Persoonlijkheidsculten rond de leiders van de Sovjet-Unie
De PVV in Drenthe noemt de plaatsing van een tien meter hoog beeld van Vladimir Lenin in Assen ‘schandalig’. Het beeld wordt daar geplaatst ter promotie van de tentoonstelling ‘De Sovjet Mythe’ in het Drents Museum. Het standbeeld van Lenin stond eerder in Oost-Duitsland, waar het deel uitmaakte van de persoonlijkheidscultus rond de Sovjet-leider. Deze culten namen vooral in de eerste helft van de 20e eeuw een enorme omvang aan.
Vladimir Lenin had zelf na de Oktoberrevolutie en de stichting van de Sovjet-Unie in 1917 weinig op met zijn verheerlijking. Hij was van mening dat een cultus rond één persoon de aandacht afleidde van de communistische ideologie. Zo vond hij de persoonsverheerlijkende liederen die werden gezongen ter ere van zijn vijftigste verjaardag veel te overdreven en droeg hij zijn naasten op om zijn verjaardag in het vervolg wat ‘gepaster’ te vieren.
Na Lenins dood
De echte grote persoonlijkheidscultus rond Lenin kwam dan ook pas na zijn dood op 21 januari 1924 tot stand. De drijvende kracht hier achter was het trojka, driemanschap, van Grigory Zinoview, Lev Kamenev en Josef Stalin. Zij zetten Lenin neer als de vader van de Sovjet-Unie en een onovertroffen leider die in alles het beste voor had met zijn volk. Petrograd, het vroeger Sint-Petersburg, werd omgedoopt tot Leningrad en het gezicht van Lenin verscheen overal in het straatbeeld. Hoewel Lenin en zijn weduwe hier zelf tegen waren geweest, werd zijn lichaam gebalsemd en tentoongesteld in een groot mausoleum in Moskou.
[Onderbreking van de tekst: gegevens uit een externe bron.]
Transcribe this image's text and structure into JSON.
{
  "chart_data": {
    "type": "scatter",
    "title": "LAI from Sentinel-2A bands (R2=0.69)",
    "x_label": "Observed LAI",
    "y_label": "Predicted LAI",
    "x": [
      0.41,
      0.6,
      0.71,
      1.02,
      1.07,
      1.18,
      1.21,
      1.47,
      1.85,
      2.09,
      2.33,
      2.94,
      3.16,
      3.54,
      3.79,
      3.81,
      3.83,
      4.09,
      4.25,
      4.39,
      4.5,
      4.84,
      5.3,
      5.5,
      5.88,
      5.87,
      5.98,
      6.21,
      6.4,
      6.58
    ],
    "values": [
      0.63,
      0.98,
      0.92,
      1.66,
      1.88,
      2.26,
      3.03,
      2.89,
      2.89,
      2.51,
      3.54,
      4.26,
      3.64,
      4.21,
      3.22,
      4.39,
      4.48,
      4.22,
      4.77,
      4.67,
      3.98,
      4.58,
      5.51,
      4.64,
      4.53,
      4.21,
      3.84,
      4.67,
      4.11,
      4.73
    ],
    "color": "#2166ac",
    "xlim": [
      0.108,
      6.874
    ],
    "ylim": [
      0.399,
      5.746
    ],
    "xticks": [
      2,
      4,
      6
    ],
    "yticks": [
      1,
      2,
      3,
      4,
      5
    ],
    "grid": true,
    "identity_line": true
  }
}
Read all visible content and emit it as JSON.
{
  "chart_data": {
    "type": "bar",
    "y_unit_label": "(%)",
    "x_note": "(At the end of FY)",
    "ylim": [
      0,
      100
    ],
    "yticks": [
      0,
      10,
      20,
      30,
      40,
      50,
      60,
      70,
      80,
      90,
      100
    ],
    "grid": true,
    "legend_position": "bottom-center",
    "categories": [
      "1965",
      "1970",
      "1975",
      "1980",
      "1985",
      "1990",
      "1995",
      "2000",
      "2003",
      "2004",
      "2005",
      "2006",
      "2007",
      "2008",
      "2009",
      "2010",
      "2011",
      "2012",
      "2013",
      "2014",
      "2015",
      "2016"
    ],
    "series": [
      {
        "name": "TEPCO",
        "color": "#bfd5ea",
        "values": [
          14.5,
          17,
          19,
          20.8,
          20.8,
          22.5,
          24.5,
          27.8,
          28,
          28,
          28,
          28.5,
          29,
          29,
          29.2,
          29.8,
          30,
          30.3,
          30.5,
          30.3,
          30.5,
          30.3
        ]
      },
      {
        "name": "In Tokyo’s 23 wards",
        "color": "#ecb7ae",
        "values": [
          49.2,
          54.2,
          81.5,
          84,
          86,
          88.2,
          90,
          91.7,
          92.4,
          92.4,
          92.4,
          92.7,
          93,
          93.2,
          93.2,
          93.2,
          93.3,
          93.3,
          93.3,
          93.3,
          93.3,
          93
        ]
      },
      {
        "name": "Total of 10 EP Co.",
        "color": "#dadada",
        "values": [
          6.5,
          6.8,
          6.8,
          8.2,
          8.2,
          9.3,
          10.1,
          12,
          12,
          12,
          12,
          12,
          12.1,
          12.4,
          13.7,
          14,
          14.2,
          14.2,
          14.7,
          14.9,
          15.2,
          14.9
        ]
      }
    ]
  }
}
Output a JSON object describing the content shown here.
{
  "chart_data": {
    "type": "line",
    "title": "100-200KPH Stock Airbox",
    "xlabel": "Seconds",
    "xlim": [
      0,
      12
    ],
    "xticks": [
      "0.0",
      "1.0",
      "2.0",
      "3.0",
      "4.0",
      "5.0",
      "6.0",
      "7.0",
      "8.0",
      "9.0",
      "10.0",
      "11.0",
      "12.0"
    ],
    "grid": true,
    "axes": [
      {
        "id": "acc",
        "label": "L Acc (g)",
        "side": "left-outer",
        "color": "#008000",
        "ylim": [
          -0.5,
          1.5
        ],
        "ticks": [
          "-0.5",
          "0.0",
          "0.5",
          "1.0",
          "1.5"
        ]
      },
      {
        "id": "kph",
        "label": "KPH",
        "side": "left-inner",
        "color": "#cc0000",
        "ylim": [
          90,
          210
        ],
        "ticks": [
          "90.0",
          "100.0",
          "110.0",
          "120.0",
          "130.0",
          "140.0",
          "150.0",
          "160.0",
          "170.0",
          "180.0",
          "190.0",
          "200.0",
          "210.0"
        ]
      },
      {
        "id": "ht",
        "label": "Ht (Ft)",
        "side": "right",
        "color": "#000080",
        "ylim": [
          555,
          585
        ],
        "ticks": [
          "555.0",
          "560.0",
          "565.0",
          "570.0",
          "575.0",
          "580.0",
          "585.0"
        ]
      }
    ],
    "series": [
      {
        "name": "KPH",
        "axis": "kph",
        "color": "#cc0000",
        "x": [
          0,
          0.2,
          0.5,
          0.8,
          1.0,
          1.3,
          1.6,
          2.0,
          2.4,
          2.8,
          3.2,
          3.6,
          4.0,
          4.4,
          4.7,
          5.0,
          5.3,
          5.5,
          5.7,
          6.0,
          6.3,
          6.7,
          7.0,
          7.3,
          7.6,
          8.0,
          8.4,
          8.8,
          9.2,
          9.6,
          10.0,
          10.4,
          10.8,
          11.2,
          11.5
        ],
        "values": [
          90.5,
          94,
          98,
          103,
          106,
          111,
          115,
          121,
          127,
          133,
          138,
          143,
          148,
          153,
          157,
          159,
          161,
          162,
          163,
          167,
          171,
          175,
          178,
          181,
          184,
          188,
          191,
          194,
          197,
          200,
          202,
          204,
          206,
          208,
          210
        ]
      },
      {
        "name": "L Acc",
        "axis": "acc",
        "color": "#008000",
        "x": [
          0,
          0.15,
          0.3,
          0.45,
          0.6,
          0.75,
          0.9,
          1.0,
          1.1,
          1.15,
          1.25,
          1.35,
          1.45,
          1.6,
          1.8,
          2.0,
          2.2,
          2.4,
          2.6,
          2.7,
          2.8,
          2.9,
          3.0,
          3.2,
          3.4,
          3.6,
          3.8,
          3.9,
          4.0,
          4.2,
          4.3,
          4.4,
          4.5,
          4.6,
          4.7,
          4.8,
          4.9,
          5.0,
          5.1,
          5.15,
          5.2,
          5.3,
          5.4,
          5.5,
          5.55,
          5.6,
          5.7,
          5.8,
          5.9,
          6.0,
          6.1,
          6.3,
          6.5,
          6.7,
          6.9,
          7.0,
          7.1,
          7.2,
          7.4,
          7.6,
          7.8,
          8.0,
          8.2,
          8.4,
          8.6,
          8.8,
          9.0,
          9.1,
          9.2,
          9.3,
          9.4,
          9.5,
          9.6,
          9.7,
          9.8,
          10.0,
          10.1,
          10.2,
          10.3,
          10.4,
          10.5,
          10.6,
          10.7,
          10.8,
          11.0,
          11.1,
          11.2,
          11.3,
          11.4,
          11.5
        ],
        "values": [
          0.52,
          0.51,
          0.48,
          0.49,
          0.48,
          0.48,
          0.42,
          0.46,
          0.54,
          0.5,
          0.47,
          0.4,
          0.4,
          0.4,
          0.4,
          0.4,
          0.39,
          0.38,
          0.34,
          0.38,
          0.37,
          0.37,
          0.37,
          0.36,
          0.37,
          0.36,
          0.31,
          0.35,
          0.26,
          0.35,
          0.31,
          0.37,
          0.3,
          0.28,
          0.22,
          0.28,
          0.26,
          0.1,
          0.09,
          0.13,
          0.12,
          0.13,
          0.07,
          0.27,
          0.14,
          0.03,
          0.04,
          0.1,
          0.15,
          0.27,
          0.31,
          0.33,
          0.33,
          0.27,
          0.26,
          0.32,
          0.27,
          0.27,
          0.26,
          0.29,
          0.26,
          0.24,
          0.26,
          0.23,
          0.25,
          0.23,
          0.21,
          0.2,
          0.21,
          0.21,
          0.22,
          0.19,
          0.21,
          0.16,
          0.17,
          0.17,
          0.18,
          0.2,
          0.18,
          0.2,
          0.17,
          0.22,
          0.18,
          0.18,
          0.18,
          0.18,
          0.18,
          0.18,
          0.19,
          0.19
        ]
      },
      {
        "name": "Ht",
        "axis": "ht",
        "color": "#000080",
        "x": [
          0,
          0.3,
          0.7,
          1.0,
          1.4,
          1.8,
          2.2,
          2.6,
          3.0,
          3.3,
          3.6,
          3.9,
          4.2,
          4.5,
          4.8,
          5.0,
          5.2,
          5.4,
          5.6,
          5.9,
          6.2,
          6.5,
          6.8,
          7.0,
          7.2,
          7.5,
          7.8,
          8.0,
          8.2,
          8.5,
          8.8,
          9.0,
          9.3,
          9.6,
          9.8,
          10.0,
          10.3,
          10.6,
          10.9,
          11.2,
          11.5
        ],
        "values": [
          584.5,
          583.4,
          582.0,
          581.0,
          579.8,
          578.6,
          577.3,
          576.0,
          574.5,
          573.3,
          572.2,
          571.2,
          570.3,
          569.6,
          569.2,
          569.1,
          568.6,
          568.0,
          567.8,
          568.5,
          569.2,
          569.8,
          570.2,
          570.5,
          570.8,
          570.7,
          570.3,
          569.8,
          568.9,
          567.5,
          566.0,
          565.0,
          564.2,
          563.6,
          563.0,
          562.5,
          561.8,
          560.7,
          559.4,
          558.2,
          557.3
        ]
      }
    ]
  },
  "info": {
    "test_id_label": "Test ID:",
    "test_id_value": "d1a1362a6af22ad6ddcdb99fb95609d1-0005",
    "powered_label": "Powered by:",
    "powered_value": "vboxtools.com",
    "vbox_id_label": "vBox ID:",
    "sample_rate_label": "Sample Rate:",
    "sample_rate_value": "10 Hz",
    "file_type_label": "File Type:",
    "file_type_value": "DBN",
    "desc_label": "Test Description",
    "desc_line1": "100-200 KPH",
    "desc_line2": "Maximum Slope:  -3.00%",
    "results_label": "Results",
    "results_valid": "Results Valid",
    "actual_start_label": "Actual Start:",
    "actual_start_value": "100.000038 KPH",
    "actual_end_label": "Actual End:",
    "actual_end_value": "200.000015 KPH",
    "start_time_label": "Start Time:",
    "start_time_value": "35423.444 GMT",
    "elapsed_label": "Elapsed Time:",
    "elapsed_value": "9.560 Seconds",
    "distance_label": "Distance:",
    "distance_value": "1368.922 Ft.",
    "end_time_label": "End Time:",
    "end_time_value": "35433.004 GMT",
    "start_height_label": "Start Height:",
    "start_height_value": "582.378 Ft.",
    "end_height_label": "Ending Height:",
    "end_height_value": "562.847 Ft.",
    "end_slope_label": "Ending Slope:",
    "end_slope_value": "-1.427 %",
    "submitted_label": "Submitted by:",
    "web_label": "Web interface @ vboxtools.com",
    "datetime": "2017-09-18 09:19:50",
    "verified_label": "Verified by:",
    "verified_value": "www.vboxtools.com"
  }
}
Stalin: opvolger van Lenin
Stalin greep na de dood van Lenin de macht en positioneerde zichzelf na 1928 als de opvolger van de gestorven grote leider. Kritiek op Lenin werd een groot taboe en de partijtop streed om de titel van ‘trouwste leninist’. Hiermee werd Stalin ook een soort van onfeilbare heerser, die in alles het werk van Lenin voortzette. Stalin bond in de late jaren ’20 en de jaren ’30 ook de strijd aan met het christendom, dat volgens de communisten ‘opium voor het volk’ was. Geestelijken werden vervolgd en de Russisch Orthodoxe Kerk werd hard aangepakt. Stalin zorgde er wel voor dat de gewone Rus nieuwe personen kreeg om te aanbidden in plaats van de oude heiligen, namelijk Lenin en Stalin zelf.
Grote Patriottische Oorlog
Tijdens de Tweede Wereldoorlog, of de ‘Grote Patriottische Oorlog’, verdween de cultus rond Lenin wat meer naar de achtergrond. Stalin werd de grote militaire leider en generaal die het land moest redden van de Nazi’s. De partij en de pers richtte zich daarom meer op Stalin, die overal op posters verscheen en in honderden standbeelden werd vereeuwigd. Hij drong er zelf enkele keren publiekelijk op aan om de verheerlijking meer te richten op de communistische ideologie van de Sovjet-Unie, maar gaf ook aan dat hij begreep dat de simpele Rus die gewend was de tsaar te verheerlijken een nieuw object van aanbidding nodig had.
Destalinisatie
Na Stalins dood op 5 maart 1953 en de destalinisatie onder Chroesjtjov in 1956 verdween Stalin grotendeels uit het straatbeeld. In zijn plaats kwam de verheerlijking van Lenin terug en werden de communistische ideologen Karl Marx en Friedrich Engels nieuwe objecten van verering. Leiders als Nikita Chroesjtjov en Leonid Brezjnev hadden een veel minder omvangrijke cultus rond hun persoonlijkheid hangen. Brezjnev was bijvoorbeeld wel geobsedeerd door titels, militaire rangen en medailles, maar hij was hierdoor vaak het onderwerp van spot onder het gewone volk.
Val van de Sovjet-Unie
Na de val van de Sovjet-Unie in 1991 kwam er een einde aan de verering van Lenin en de andere leiders. Veel standbeelden werden neergehaald en in landen als Letland en Litouwen werden communistische symbolen als de rode ster, de hamer en de sikkel verboden.
Verschillende beelden zijn echter bewaard gebleven, waaronder het Lenin-beeld dat in Assen wordt geplaatst. De PVV gruwt van de plaatsing van dit beeld, omdat Lenin volgens hen een massamoordenaar is, ‘die verantwoordelijk is voor vele duizenden doden’.